KANUK, p. 105). Uma aplicação desse princípio ao ambiente de loja seria o caso de se promover uma mudança progressiva na sua apresentação, em níveis sempre abaixo da d.m.n. para que as novas características da loja atraiam os novos clientes a que se propõem, porém sem perder os atuais que já se identificaram com o ambiente de venda da loja e os seus atributos ou significados. Essa ocorrência é mais comum do que parece, podendo acontecer, p. ex., quando uma loja muda de proprietário e/ou se decide por uma mudança no posicionamento da loja no mercado. Há pelo menos dois exemplos notórios de mudanças como essa no Brasil. O primeiro foi a mudança da bandeira Sears para a Dillards ocorrida há vários anos. O segundo, um pouco mais recente, foi a absorção dos pontos de venda da Blockbuster pelas Lojas Americanas (na sua versão Express). As duas mudanças, ressalvados os motivos estratégicos e os interesses corporativos que as ocasionaram, provavelmente foram bruscas o bastante para afastar de modo significativo os clientes originais dessas duas cadeias de lojas das suas sucessoras. Se fosse observado o conceito da d.m.n., ao invés de se realizar uma única mudança tão radical em todos os elementos da apresentação da loja, que certamente foi notada pelos seus clientes originais e os teria afastado, em vez disso poderiam ter sido praticadas várias mudanças sucessivas abaixo do limiar relativo de percepção dos clientes, chegando-se no mesmo ponto “final” desejado em termos de apresentação, mas com as “novas” lojas mantendo pelo menos parte da clientela original. Com mudanças muito bruscas na apresentação, o risco é o de ter que começar praticamente do zero em termos de recrutamento de público (o equivalente a montar uma loja

completamente nova, com um novo conceito). Antes de uma mudança como essa, deveriam ser muito bem avaliados os benefícios e os custos envolvidos. O que seria mais dispendioso: recrutar um público completamente novo (com gastos adicionais em comunicação fora da loja) ou diminuir o ritmo de algumas mudanças consideradas necessárias, para conseguir manter o público cativo? Outro fenômeno relativo ao funcionamento dos sentidos no âmbito da percepção que causa mais curiosidade do que impacto importante na prática (embora no passado já tenha sido objeto de tentativas de exploração na área de comunicação) é o da percepção subliminar. A percepção subliminar consiste na captação, pelas pessoas, de estímulos abaixo do nível de consciência.
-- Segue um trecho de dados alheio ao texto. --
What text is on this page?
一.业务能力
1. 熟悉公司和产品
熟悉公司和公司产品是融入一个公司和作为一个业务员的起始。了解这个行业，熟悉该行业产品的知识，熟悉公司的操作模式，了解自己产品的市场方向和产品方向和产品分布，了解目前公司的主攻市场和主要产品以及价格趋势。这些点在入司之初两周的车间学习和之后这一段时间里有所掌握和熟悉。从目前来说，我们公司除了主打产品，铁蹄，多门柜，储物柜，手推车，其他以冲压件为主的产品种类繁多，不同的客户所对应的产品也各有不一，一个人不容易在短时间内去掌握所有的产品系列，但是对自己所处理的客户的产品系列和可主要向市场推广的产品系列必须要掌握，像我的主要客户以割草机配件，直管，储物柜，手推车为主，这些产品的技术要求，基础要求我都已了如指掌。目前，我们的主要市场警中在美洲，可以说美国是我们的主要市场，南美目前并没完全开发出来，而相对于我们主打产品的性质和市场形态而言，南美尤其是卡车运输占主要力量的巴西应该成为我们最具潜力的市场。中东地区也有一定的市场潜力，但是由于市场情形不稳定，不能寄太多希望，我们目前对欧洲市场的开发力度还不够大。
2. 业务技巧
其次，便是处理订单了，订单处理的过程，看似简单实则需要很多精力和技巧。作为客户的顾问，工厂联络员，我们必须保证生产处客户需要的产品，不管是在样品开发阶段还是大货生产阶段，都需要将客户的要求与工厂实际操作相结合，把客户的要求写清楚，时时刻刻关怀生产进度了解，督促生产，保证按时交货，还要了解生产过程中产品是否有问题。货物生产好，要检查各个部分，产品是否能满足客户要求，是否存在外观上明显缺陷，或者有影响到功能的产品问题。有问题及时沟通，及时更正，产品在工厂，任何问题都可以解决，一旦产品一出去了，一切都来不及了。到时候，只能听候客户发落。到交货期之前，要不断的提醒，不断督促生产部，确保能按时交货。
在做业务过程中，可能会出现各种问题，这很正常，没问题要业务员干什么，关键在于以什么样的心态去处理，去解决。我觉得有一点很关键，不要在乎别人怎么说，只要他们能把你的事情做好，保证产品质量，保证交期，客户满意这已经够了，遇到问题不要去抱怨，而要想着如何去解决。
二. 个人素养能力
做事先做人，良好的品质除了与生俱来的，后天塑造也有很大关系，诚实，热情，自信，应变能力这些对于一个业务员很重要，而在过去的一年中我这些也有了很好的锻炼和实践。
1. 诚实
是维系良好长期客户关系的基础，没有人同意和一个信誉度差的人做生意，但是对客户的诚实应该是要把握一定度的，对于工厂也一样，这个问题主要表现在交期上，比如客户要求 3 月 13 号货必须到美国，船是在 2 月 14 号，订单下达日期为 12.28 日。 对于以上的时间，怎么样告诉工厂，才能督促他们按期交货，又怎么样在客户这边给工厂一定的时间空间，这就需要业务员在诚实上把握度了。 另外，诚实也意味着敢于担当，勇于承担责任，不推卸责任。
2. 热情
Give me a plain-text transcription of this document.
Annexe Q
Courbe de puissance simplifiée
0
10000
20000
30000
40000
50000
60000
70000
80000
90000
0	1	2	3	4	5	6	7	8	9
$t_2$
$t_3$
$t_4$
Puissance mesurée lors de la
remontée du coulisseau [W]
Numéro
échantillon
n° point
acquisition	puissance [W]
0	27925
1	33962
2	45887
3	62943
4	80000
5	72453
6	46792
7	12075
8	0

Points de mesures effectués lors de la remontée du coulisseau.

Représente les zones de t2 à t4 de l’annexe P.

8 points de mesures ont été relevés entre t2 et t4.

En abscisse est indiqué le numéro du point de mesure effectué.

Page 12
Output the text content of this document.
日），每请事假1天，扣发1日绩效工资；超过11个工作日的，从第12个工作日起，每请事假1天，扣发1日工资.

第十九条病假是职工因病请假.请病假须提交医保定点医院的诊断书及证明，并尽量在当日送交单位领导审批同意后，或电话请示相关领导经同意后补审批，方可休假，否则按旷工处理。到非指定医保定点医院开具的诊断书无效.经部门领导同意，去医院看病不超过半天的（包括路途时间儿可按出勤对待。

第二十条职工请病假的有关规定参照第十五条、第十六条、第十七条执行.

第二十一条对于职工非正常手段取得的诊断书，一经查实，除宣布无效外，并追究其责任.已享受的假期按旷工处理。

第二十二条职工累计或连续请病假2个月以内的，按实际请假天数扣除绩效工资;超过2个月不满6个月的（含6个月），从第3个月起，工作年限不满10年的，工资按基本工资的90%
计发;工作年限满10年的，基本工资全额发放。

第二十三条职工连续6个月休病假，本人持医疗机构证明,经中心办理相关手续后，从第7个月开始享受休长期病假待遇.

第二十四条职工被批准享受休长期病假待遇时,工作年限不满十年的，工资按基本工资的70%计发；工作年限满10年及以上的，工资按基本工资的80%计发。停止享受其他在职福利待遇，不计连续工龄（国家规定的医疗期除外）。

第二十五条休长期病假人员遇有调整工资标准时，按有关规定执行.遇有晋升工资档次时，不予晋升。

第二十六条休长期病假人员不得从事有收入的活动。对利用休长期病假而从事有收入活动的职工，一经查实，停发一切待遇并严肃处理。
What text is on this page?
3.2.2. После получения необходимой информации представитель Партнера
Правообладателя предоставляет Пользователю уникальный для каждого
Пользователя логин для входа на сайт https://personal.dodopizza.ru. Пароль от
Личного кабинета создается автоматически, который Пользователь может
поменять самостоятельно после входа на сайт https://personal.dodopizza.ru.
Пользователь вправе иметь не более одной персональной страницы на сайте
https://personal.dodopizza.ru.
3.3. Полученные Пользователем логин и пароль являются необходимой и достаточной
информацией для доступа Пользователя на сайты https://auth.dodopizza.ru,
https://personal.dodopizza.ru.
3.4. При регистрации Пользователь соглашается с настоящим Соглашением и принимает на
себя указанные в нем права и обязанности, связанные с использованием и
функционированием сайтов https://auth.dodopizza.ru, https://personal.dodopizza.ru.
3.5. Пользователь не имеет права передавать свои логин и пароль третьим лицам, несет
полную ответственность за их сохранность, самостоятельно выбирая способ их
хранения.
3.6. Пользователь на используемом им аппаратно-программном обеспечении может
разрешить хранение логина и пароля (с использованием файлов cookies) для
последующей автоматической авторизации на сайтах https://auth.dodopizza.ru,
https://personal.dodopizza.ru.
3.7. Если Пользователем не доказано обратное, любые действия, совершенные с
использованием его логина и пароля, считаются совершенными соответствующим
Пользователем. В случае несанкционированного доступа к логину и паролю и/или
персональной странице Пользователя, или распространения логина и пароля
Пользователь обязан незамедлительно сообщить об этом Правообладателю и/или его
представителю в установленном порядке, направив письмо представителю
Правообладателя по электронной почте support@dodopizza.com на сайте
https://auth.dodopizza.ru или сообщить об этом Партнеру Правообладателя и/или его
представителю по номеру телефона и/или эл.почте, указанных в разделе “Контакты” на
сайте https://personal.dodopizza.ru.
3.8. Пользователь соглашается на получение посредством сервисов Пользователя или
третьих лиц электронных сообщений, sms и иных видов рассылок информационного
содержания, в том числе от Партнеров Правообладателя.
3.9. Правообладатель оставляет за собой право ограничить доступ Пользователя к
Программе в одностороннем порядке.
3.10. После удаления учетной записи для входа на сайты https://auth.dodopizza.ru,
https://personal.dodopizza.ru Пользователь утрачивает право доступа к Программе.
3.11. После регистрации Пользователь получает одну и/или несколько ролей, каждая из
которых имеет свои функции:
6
Ou seja, eles são captados, mas não percebidos conscientemente. Schiffmann e Kanuk (2000, p. 108-110) apontam por mais de uma vez que não existem evidências consistentes em termos de pesquisa que apontem para a possibilidade de que estímulos subliminares efetivamente motivem o consumidor, alterando, portanto, o seu comportamento de compra (e por extensão, suas ações de compra na loja e o desfecho resultante nos resultados, fenômeno que estamos estudando). Esse ponto é relevante para o desenvolvimento da metodologia de levantamento de dados que será discutida mais adiante: se existissem evidências mais concretas que estímulos subliminares influem no comportamento dos clientes, teríamos que desenvolver instrumentos para medir os sinais dessa captação inconsciente pelos consumidores, desconfiando que fatores muito sutis do ambiente da área de venda de uma loja poderiam interagir com os clientes e influenciar o fechamento ou não de uma compra. Como não parece ser o caso, nos limitaremos mais adiante a avaliar o impacto dos fatores objetivos do ambiente de venda que são percebidos conscientemente pelos clientes dentro da loja.